Part of the purpose of these efforts has been to better understand adaptation and learning within motor cortex. In BCI experiments the neurons that drive movement (of a cursor on a computer screen, or of a robotic hand) are under experimental control. Jarosciewicz, Chase, Fraser, Velliste, Kass, and Schwartz (2008) showed that rotational perturbations of the mapping between neurons and cursor movement created a small but statistically discernable change, preferentially, across the population of neurons whose mapping had been perturbed when compared with the remaining population of neurons where the mapping had been left intact. The change in motor cortical neural firing could have involved both changes in inputs, as the subject sought to counter the perturbation, and changes in individual neural tuning curves. Chase, Schwartz, and Kass (2010) introduced latent ``re-aiming targets'' to help separate these effects and showed this to improve estimation of neural tuning curves. Re-analysis of the Jarosciewicz et al. data supported the original findings.

Much modeling in the brain sciences pursues the idea that neural systems may behave optimally in the sense of using Bayes' Theorem for inference.

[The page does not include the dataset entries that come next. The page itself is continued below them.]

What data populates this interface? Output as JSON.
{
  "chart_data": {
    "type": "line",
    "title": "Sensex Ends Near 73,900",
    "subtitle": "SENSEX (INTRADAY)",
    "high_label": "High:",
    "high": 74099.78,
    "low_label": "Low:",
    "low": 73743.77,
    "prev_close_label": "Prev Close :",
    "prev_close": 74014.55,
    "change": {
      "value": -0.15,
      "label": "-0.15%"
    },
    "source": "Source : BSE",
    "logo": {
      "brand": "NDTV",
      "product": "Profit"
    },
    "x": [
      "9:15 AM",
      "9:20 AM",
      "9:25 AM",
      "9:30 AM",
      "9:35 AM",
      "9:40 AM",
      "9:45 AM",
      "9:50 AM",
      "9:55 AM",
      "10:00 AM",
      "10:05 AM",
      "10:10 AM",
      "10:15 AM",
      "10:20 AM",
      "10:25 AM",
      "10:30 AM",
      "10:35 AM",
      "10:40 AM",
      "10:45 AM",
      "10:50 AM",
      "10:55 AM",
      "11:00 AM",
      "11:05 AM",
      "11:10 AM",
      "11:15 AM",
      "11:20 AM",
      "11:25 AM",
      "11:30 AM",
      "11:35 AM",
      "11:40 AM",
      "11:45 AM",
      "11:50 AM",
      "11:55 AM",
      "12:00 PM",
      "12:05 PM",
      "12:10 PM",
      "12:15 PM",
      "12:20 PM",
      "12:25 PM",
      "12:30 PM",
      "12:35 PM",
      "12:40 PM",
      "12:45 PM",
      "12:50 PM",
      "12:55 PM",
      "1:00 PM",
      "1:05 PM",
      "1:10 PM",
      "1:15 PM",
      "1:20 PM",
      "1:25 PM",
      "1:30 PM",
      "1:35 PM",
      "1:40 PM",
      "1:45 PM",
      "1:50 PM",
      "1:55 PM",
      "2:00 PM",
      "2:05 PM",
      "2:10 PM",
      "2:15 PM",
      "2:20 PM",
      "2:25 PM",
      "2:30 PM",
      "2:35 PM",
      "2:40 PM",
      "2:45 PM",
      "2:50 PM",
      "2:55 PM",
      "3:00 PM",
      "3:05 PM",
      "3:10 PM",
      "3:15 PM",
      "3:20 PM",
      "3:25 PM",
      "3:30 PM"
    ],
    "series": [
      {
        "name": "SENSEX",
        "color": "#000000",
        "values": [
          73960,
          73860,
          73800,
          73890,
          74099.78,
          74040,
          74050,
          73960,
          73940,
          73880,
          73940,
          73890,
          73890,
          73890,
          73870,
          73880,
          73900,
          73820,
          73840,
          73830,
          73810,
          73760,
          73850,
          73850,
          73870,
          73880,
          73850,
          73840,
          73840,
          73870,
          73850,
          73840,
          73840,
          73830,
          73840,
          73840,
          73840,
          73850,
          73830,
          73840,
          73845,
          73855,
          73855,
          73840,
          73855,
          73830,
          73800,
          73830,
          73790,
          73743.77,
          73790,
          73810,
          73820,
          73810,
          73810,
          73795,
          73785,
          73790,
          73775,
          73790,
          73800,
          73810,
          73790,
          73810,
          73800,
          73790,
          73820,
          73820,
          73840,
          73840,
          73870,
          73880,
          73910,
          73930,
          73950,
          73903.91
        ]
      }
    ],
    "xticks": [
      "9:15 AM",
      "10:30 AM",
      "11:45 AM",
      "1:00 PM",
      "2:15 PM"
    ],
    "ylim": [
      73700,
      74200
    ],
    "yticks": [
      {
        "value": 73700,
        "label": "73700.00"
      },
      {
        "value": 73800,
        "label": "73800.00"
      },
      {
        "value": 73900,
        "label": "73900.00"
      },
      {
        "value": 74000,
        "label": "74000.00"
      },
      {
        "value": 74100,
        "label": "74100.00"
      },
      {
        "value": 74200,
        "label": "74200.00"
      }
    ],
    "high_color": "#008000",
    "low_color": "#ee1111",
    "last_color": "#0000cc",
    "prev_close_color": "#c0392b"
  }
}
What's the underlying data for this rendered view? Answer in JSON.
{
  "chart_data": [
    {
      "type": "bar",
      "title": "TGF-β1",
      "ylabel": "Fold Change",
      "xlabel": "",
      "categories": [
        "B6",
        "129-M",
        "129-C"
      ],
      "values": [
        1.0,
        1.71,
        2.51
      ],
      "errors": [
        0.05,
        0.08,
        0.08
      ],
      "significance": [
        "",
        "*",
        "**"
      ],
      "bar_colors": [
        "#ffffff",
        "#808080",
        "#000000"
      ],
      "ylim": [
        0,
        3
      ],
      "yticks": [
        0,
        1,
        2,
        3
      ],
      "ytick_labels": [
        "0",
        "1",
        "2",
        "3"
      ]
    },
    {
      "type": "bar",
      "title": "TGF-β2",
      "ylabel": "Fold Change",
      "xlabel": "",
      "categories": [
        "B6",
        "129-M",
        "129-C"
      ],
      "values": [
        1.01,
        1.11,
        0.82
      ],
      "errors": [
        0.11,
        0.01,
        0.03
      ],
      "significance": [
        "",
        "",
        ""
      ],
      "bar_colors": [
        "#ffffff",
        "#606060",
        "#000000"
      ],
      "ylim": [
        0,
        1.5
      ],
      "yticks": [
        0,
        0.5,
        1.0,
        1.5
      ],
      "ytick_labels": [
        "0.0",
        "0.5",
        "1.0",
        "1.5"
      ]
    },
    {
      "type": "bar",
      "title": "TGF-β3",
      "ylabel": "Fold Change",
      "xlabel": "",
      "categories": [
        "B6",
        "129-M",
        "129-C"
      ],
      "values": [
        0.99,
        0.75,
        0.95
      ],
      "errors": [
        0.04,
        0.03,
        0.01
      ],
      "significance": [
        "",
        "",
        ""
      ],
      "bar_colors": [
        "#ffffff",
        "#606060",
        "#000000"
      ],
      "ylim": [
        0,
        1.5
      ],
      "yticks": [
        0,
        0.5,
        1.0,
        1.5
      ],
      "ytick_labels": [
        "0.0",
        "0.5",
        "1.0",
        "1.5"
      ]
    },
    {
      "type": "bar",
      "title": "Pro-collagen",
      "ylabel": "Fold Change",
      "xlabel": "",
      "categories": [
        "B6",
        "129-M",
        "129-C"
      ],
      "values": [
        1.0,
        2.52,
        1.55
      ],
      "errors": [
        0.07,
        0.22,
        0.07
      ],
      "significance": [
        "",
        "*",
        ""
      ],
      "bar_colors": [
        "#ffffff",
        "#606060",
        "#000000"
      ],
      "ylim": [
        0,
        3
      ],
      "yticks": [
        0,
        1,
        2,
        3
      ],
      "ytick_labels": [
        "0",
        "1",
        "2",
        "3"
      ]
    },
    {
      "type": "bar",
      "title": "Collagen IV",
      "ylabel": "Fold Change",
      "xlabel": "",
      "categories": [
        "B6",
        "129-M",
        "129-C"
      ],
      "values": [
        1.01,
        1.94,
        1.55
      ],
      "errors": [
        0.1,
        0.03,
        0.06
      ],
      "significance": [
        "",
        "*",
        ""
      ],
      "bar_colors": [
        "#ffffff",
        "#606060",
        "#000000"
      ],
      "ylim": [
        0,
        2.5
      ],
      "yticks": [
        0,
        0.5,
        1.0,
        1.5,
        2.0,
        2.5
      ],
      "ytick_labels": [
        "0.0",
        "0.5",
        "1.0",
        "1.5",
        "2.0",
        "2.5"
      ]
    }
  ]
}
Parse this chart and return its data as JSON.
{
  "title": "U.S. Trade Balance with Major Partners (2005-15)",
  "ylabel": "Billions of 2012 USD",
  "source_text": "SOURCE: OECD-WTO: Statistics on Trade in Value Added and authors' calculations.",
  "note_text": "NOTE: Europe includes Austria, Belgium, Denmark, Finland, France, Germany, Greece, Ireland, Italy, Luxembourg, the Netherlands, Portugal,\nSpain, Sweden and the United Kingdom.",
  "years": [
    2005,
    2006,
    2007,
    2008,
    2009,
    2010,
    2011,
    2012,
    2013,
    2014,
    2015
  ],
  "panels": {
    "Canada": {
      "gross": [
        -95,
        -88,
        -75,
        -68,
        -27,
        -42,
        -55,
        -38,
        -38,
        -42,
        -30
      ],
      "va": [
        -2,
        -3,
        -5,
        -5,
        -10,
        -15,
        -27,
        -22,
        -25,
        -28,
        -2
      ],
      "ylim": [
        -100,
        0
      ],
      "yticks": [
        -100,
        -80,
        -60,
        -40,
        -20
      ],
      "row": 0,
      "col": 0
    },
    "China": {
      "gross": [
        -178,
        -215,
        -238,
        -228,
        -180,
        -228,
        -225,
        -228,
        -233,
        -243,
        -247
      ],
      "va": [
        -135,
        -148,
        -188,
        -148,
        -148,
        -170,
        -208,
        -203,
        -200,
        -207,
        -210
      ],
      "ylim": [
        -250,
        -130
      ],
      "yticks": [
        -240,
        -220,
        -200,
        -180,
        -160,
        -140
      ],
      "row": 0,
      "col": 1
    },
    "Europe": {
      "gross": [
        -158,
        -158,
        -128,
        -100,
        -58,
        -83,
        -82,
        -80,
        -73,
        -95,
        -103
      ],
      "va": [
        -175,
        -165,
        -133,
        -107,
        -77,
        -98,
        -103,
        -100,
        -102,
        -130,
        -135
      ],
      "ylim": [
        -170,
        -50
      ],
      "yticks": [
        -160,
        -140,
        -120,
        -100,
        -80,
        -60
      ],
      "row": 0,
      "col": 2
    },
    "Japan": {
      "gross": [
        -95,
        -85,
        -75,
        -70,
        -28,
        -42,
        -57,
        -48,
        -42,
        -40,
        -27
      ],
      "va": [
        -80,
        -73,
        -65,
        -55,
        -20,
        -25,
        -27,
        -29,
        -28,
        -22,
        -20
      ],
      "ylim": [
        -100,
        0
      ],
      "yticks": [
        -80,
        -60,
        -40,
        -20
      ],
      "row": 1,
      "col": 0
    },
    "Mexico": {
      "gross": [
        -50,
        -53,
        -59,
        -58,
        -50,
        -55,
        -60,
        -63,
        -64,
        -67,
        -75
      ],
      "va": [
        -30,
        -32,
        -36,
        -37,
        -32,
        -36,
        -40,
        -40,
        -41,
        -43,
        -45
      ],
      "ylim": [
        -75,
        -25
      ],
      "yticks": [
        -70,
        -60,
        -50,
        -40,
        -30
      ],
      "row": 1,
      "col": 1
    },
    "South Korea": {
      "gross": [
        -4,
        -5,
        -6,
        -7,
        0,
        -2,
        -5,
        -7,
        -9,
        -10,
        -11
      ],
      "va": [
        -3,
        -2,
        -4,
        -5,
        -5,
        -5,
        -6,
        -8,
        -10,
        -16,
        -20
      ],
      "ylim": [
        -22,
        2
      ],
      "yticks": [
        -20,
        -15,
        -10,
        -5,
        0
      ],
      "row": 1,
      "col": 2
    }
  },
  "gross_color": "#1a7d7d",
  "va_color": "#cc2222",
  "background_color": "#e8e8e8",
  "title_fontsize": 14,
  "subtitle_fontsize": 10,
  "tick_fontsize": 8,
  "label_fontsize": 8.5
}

An important theoretical contribution (by Ma and colleagues) was to show that neural systems could, in principle, combine information from two sources just as would be required according to Bayesian inference. In Orellana, Rodu, and Kass (2017) we noted that population vectors, which are based on linear models and are clearly computationally feasible by neural systems, could be used in much the same way. In limited circumstances these form a special case of that considered by Ma and colleagues, and they are actually optimal. Even though combining information with population vectors is, in general, sub-optimal, we raised the possibility that this simpler neural methodology might be more robust to errors in synaptic weights.